Joseph Stalin and Leon Trotsky
Stalin didn’t have many friends, but that comes with the job when you are a paranoid dictator with a lot of power. However, it’s how he got the power that created his biggest rival.
Stalin was not a leading revolutionary at the time of the October revolution in 1917 however, after Lenin’s health started failing after a stroke he quickly made moves to seize power. Creating a false history insisting he was Lenin’s right-hand man from the beginning and was destined to succeed him. However, he needed to get rid of his opposition. Leon Trotsky was expelled from the communist party in 1927 and exiled from Russia the following year.
Trotsky believed that the revolution must be spread across the world quickly and Russia should lead the way, while Stalin wanted to consolidate the revolution in Russia first before they spread it to the world and he wanted to manipulate the revolution from a Marxist-Leninist revolution to a Stalinist revolution.
Trotsky fled to Mexico but by 1940 Stalin was on his tail. After surviving attempts on his life in 1939 and early 1940, his luck didn’t last forever and he was assassinated by icepick in August 1940. Although not instantly killing him — Trotsky had time to spit in his assassin’s face — he was taken to hospital but died within a day from shock.
Tony Blair and Gordon Brown
Labour Prime Ministers Tony Blair and Gordon Brown were good allies and wanted to climb the political ladder together. They drew up plans after the sudden death of Labour leader John Smith in 1994, with Brown deliberately not challenging Blair in the leadership contest of 1995 making it easier for Blair to win. Brown would be given powers on domestic policy in a Blair government, and after Blair had served two terms in office, he would step down leaving the premiership open for Brown.

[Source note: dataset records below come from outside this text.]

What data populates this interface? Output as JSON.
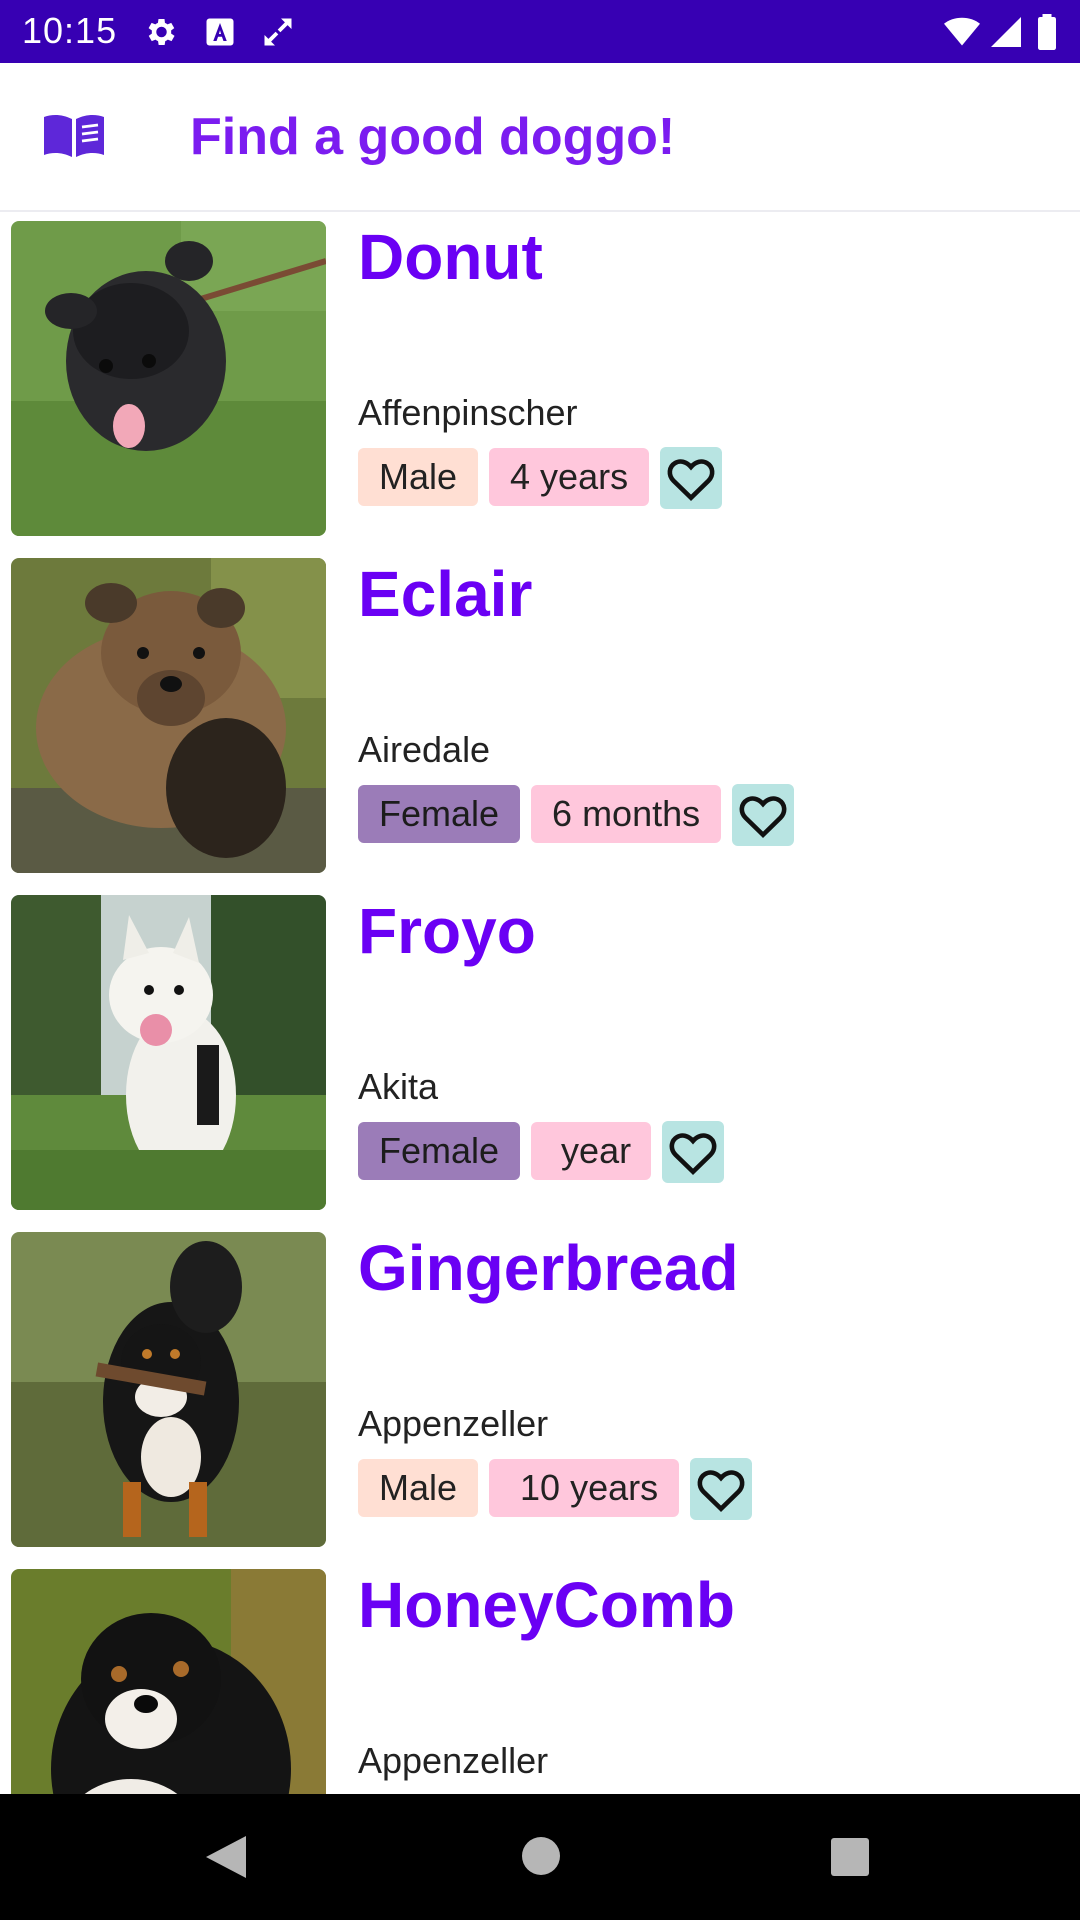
{
  "status_bar": {
    "time": "10:15"
  },
  "app_bar": {
    "title": "Find a good doggo!"
  },
  "dogs": [
    {
      "name": "Donut",
      "breed": "Affenpinscher",
      "gender": "Male",
      "age": "4 years"
    },
    {
      "name": "Eclair",
      "breed": "Airedale",
      "gender": "Female",
      "age": "6 months"
    },
    {
      "name": "Froyo",
      "breed": "Akita",
      "gender": "Female",
      "age": "year"
    },
    {
      "name": "Gingerbread",
      "breed": "Appenzeller",
      "gender": "Male",
      "age": "10 years"
    },
    {
      "name": "HoneyComb",
      "breed": "Appenzeller"
    }
  ],
  "icons": {
    "status": [
      "settings-icon",
      "a-icon",
      "rotate-icon",
      "wifi-icon",
      "signal-icon",
      "battery-icon"
    ],
    "app_bar": "book-icon",
    "favorite": "heart-outline-icon",
    "nav": [
      "back-icon",
      "home-icon",
      "recents-icon"
    ]
  },
  "colors": {
    "status_bar": "#3700b3",
    "title": "#7b1cf0",
    "name": "#6a00f4",
    "chip_male": "#ffdfd3",
    "chip_female": "#9b7cb8",
    "chip_age": "#ffc7dc",
    "favorite": "#b8e4e2"
  }
}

However, it’s said that Brown resented being beaten to PM by a younger Blair, which spawned a bitter rivalry that divided the Labour Party while in government. Brown had a more traditional Labour view on public services than Blair, it was revealed that one of Blair’s advisors had drawn up plans to remove Brown from his job. When the time came for Brown to step up as PM, it is said he felt as though he and his plans had been held back. He had hoped for a second term but lost the 2010 election, thus triggering a Labour leadership contest, which created a new political rivalry.
We cannot talk about Labour party rivalries without mentioning the Milibands. Ed and David, the brothers who both ran for Labour leader in 2010. David the older brother had beaten Ed into parliament and the cabinet, but Ed took the top spot shattering David’s dreams. Ed Miliband won by a very narrow margin. David had more support from Labour MPs and party members — but crucially not affiliated members such as trade unions. Ed won with 50.7% of the votes, which many see as a stab in the back for David.
Ed’s time as Labour leader was pretty mixed, and he is infamous for giving us the “Ed stone”, a large tablet of key Labour promises for the 2015 election, which the media mocked and called the “headstone” as Ed Miliband lost the election to David Cameron’s Conservatives.
People say the leadership battle has driven a wedge between the two brothers, which still exists to this day. Things must get very awkward around Christmas.